De tous, Jacques Roux est le plus important et le plus influent, non seulement
pour sa culture, son intelligence et son éloquence, mais pour ses
relations : longtemps disciple de Marat (on l’appelait le Petit Marat aux
Cordeliers au temps de la Constituante), entraîneur de l’ardente
section des Gravilliers, il apparaît dès le début de
1792 comme l’un des dirigeants du club des Cordeliers. Ce sont ses discours
et ses articles qui présentent l’ensemble le plus complet et le
plus lucide de ce qu’on pourrait appeler le programme des Enragés,
si cet ensemble ne demeurait trop décousu et disparate pour apparaître
comme un plan cohérent d’action gouvernementale.
Sur les
points capitaux, les revendications du moins sont nettes. Importance des
problèmes économiques, d’abord, comme on peut s’y attendre
; les Enragés reprennent le leitmotiv de Marat : Qu’avons-nous gagné
à la Révolution si elle n’a abouti qu’à remplacer
l’aristocratie des nobles par l’aristocratie des riches ; Ils exigent des
mesures concrètes comme la taxation des prix ou encore la peine
de mort contre les accapareurs de denrées. Exigences politiques
aussi : non seulement mise à l’ordre du jour d’une Terreur plus
rigoureuse mais surtout participation accrue des sociétés
populaires à l’action gouvernementale et sanction obligatoire des
décisions gouvernementales ou parlementaires par les assemblées
des communes et des sections. Les revendications économiques des
Enragés ne pouvaient plaire que médiocrement à la
bourgeoisie montagnarde, et sans doute ne pouvaient-elles être entièrement
satisfaites dans l’état de la société et de l’économie
françaises en 1792-1793. Leurs exigences politiques d’une pratique
de la démocratie directe, contrôlant étroitement l’exécutif
et le législatif, n’étaient guère compatibles avec
les nécessités de la guerre étrangère et civile.

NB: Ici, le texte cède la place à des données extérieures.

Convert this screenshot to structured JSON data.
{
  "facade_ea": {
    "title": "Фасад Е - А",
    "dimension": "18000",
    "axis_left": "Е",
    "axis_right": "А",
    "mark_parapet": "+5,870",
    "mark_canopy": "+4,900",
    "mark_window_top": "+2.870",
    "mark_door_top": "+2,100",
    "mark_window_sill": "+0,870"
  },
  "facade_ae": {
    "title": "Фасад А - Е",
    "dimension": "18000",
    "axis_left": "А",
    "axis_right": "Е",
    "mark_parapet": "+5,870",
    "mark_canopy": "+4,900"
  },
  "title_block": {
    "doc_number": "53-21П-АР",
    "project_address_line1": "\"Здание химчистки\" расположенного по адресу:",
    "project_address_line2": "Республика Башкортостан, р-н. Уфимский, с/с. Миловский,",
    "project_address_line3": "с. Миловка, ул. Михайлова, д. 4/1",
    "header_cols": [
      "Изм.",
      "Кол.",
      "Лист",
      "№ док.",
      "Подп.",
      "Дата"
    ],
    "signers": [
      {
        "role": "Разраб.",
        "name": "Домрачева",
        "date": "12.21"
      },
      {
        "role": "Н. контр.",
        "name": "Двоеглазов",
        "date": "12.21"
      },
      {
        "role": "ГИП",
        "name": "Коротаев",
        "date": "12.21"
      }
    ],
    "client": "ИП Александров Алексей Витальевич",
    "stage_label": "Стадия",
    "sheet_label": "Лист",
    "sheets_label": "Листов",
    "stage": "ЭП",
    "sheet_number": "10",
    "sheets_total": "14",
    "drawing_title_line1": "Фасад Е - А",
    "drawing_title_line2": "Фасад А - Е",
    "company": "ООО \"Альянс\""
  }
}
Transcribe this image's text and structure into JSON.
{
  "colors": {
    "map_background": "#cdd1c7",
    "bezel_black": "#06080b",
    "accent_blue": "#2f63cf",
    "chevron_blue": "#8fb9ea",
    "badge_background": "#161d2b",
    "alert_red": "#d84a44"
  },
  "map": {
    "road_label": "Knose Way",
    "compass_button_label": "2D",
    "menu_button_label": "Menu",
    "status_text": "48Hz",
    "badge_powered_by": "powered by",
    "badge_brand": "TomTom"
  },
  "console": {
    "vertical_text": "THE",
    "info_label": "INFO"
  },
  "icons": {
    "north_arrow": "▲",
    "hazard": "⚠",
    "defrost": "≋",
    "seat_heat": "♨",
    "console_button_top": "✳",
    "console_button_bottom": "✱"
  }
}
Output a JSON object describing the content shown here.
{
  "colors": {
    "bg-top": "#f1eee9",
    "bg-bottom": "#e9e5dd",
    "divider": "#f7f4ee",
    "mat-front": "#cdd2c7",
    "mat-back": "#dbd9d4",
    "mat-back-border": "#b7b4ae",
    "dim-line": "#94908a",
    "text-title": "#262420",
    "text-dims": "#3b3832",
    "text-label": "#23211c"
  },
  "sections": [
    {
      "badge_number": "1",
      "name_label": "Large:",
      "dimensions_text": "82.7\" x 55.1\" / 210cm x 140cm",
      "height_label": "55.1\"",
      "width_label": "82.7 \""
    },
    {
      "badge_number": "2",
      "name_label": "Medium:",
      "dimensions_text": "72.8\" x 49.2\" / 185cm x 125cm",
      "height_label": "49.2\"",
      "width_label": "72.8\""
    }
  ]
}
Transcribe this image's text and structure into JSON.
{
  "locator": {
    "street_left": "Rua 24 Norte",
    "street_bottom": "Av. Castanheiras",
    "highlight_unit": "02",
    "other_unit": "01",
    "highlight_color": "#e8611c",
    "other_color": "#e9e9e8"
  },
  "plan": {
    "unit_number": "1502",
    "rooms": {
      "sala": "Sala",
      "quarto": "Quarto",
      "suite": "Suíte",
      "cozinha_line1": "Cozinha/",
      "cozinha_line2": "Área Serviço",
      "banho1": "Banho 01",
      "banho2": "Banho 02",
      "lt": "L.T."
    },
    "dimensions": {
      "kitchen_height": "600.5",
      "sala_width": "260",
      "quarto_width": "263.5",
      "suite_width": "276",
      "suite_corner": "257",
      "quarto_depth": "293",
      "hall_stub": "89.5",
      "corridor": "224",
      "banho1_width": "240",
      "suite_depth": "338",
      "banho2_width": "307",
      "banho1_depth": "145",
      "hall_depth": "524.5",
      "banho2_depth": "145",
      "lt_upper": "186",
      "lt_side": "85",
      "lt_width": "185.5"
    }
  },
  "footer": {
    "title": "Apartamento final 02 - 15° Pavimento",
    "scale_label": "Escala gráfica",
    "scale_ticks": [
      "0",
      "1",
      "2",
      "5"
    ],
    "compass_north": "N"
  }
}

Pourtant, jusqu’à la chute de la Gironde, députés
montagnards et meneurs enragés parvinrent-ils à s’entendre
assez pour agir grosso modo de concert dans une sorte de front populaire
instable. En juin 1793, l’offensive de Jacques Roux, entraînant Enragés
et Cordeliers contre la Constitution nouvelle, crée la rupture :
sortant du rôle bénin d’une force d’appoint, les sans-culottes
prétendaient imposer leurs solutions et non plus demander seulement
qu’on les prît en considération. La réaction montagnarde
sera dure, et Marat lui-même fera chorus avec Robespierre : en quelques
semaines, les meneurs des Enragés seront tous mis hors de combat
— quitte à exaucer théoriquement (avec mise en pratique fort
souple et molle) les moins incommodes de leurs revendications.
Les Cordeliers
ont plié, et accepté d’exclure Jacques Roux ; Hébert
(par jalousie envers un concurrent ou par quel calcul ) s’est joint à
la meute montagnarde. Quelques mois plus tard, les Cordeliers (et Hébert)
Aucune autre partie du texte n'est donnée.